Fire Induced Thermal and Structural Response of the World Trade Center Towers
Kuldeep R. Prasad, Anthony P. Hamins, Therese P. McAllister, John L. Gross
Over the past several years, there has been a resurgence of interest in studying the response of building structures to fires. Typically, the thermal loading for structural analysis of a building subject to fire is obtained from a standard time-temperature curve or by assuming a spatially uniform enclosure temperature. This decouples the structural analysis from the fire simulations and as a result the structural response to spatially and temporally evolving fires cannot be predicted. Simulations of the effects of severe fires on the structural integrity of buildings requires a close coupling between the gas phase energy release and transport phenomena and the stress analysis in the load bearing materials. A methodology has been developed for coupling CFD simulations of fire growth with finite element models for thermal and structural analysis.
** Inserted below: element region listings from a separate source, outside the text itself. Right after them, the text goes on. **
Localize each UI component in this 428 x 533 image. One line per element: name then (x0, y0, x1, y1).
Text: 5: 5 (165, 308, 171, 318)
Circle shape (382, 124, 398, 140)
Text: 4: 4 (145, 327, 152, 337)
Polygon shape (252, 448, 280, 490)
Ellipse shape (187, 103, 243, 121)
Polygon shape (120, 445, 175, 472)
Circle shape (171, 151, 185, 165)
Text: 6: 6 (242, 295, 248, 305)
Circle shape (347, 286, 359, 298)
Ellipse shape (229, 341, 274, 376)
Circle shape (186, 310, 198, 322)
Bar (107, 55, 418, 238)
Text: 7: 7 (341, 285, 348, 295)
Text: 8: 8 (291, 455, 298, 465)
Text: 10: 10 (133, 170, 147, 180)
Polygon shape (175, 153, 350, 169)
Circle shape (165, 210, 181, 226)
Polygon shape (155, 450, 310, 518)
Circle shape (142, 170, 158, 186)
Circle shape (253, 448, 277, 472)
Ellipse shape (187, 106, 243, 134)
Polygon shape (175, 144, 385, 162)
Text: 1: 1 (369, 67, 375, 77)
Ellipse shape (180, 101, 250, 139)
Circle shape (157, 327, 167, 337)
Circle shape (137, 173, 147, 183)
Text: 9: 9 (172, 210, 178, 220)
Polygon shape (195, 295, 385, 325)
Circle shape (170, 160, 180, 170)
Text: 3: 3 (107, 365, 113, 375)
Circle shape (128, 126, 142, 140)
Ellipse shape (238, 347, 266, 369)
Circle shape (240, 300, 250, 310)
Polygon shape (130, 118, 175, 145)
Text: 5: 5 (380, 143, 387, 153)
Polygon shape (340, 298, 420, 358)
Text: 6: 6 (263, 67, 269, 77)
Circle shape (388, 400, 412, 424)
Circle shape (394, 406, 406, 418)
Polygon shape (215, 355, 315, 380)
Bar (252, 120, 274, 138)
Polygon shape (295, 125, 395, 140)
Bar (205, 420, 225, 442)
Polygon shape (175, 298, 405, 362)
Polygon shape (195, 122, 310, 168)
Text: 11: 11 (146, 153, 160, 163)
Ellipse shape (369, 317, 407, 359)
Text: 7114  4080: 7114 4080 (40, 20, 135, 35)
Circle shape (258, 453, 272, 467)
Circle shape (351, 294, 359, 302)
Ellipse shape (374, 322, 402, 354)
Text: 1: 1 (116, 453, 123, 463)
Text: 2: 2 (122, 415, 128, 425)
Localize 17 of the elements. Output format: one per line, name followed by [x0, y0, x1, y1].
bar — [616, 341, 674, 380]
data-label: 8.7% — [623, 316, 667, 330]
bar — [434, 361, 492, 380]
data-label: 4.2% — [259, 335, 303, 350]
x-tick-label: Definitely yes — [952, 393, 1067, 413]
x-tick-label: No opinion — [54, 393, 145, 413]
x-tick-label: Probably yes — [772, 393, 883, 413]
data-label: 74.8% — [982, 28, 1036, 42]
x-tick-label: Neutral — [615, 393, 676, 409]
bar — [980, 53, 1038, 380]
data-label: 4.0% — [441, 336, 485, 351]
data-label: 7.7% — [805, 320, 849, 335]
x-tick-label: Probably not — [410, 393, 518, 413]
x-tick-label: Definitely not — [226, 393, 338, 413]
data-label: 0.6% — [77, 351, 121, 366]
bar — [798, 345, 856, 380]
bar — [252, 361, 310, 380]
A simple radiative transport model that assumes the compartment is divided locally into a hot, soot laden upper layer and a cool, relatively clear lower layer is employed to predict radiative fluxes incident on sub-grid scale structural members. Thermal responses for realistic fire simulations of various steel structural components on floors of World Trade Center Tower 1 that were subjected to aircraft impact damage and fires are presented. One of the most striking observations that emerges from these results is the wide variation of time-temperature curves at different points in the structure and the lack of resemblance of these curves to the standard time-temperature curve used in furnace tests of structural elements. The thermal response was used to compute the reduction in load carrying capacity of the structural components as a function of time.